More important than the width and length of the AR jet are the characteristics of the jet’s origin. It is essential to optimize the image before looking at the jet (sometimes frame by frame). Look for the presence and size of a flow convergence zone (sometimes called PISA), which is the ball of color that appears at the start of the jet on the aortic side of the valve. Also, look at the width of the narrowest portion of the jet, called the vena contracta, as it comes through the valve. Here is a diagram from 123sonography representing the characteristics of an AR jet.

The following Venue frame is from a tricuspid regurgitation patient but nicely shows a  convergence zone.

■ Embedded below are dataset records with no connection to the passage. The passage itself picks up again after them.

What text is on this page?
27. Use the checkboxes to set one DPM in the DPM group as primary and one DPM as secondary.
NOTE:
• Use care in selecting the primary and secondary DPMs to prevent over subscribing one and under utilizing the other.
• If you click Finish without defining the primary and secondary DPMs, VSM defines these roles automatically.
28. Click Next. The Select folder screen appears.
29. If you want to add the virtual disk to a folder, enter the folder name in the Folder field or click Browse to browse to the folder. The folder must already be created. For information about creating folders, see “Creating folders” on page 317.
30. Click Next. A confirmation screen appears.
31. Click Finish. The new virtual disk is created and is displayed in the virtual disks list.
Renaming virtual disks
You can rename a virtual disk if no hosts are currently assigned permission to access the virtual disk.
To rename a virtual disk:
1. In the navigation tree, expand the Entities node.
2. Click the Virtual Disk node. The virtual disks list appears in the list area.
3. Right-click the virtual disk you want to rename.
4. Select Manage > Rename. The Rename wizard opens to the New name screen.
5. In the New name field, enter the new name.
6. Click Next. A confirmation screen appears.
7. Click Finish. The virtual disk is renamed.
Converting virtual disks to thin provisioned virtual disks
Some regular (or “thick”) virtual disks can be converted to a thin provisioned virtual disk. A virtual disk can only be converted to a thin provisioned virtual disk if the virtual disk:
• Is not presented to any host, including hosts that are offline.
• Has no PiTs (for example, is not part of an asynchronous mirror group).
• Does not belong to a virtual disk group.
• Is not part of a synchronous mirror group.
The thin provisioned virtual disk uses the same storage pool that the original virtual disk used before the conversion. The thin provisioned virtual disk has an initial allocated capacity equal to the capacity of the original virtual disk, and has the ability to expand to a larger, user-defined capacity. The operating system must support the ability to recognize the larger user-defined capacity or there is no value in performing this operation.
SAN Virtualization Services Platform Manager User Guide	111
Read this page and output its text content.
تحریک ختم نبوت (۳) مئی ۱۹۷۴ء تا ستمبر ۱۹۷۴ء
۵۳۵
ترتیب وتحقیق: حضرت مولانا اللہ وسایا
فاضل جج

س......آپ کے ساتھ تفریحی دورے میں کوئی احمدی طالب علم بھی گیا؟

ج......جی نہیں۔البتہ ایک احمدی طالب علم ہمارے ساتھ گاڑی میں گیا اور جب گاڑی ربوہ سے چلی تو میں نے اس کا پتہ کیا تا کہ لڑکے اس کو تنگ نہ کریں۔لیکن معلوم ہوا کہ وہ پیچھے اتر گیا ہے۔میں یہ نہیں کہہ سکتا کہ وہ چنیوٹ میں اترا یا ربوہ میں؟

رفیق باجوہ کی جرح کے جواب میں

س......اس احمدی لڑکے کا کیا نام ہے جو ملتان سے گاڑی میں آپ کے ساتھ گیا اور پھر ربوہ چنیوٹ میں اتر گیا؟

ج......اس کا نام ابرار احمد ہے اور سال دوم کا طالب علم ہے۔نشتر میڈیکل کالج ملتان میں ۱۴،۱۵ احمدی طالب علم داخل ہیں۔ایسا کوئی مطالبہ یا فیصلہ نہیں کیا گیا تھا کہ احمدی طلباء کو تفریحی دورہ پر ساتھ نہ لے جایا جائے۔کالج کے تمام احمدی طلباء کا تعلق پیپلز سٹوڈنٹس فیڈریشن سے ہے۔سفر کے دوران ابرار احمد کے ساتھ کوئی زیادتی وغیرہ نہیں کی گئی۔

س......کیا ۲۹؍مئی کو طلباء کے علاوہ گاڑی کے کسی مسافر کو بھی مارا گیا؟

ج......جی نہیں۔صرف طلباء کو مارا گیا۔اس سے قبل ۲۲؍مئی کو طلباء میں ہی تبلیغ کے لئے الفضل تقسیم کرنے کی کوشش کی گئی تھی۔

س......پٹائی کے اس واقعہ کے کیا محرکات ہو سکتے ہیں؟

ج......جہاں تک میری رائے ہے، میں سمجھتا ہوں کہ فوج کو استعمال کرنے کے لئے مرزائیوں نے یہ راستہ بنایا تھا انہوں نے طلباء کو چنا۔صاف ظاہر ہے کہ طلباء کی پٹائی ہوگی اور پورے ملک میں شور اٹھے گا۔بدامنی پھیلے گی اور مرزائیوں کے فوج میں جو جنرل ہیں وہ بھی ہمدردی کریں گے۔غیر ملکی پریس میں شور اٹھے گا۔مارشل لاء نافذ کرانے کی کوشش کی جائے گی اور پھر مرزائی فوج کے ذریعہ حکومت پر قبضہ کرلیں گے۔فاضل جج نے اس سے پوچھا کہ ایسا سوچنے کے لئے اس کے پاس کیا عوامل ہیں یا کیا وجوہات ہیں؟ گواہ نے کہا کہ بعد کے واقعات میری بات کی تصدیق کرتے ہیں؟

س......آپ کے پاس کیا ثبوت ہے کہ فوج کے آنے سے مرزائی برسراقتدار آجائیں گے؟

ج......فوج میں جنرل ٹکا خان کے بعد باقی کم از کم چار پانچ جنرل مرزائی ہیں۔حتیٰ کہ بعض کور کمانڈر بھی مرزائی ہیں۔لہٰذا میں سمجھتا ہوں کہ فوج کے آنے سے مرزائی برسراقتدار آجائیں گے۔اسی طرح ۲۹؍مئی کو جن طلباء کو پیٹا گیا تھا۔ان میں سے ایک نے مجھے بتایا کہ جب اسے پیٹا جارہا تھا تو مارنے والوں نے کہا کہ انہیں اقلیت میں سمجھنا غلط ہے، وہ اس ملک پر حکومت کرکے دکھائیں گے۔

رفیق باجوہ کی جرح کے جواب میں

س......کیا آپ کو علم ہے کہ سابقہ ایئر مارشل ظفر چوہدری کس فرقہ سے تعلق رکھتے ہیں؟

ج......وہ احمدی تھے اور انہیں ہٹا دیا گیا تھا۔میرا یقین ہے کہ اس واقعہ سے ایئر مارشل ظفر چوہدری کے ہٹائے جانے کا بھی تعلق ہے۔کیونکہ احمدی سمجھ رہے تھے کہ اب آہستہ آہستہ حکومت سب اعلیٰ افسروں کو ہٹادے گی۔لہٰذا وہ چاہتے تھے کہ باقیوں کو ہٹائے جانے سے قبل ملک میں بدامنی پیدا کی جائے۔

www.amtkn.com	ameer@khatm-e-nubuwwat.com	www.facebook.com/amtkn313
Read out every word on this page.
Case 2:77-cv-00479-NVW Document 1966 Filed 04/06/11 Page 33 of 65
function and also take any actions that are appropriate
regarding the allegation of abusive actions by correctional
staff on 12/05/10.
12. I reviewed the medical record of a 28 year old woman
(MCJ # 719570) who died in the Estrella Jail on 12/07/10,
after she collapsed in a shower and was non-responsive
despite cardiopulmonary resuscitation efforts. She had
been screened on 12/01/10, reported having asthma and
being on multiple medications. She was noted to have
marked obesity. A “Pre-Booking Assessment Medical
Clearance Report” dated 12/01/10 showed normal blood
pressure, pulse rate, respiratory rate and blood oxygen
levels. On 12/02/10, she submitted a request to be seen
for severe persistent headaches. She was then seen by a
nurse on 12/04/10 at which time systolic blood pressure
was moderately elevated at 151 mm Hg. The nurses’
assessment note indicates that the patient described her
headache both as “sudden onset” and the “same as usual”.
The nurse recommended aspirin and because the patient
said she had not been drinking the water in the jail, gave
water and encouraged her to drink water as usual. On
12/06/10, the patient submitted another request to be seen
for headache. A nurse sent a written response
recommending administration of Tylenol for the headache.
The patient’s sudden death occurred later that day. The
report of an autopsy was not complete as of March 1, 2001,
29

This table shows how the characteristics of the AR jet are used to determine the severity of the lesion. The jet width refers to the percentage of the outflow tract occupied by the jet.

AR Severity

Jet width

Flow convergence

Vena contracta


< 25%

Not visible







> 65%



Coanda effect: Eccentric, regurgitant jets that hug walls create something called the Coanda effect, which makes it hard to estimate the severity of the AR by jet length and width. Here is an apical4 that was initially misleading because a red jet was seen going towards the apex of the heart in diastole but arising about mid-ventricle.

When the view was moved to an apical5, it could be seen that this was an AR jet hugging the septum and then curving into the ventricle.

Here is a clip from a patient with severe AR in whom the apical3 gave the best view of the jet. The flow convergence zone is prominent, the vena contracta is wide, and the jet is wide, long, and strongly aliased.


Approach to AR: AR is a volume stress on the LV. Correction is indicated for AR when the ventricle begins to dilate, and LV longitudinal function declines to mid or low normal. The LVEDD, LV end-diastolic volume from real-time EF, s’, and LA size must be carefully watched. The LV size measurements are often underestimated, so the change over time may be more important than the absolute numbers. The severity of the AR jet itself can vary as a patient’s preload, afterload, and contractile state vary. When the LVEDD increases to upper normal for height, LV longitudinal function decreases, or the LA begins to enlarge with sinus rhythm, a formal echo is needed to be sure an AR patient is corrected at the optimal time.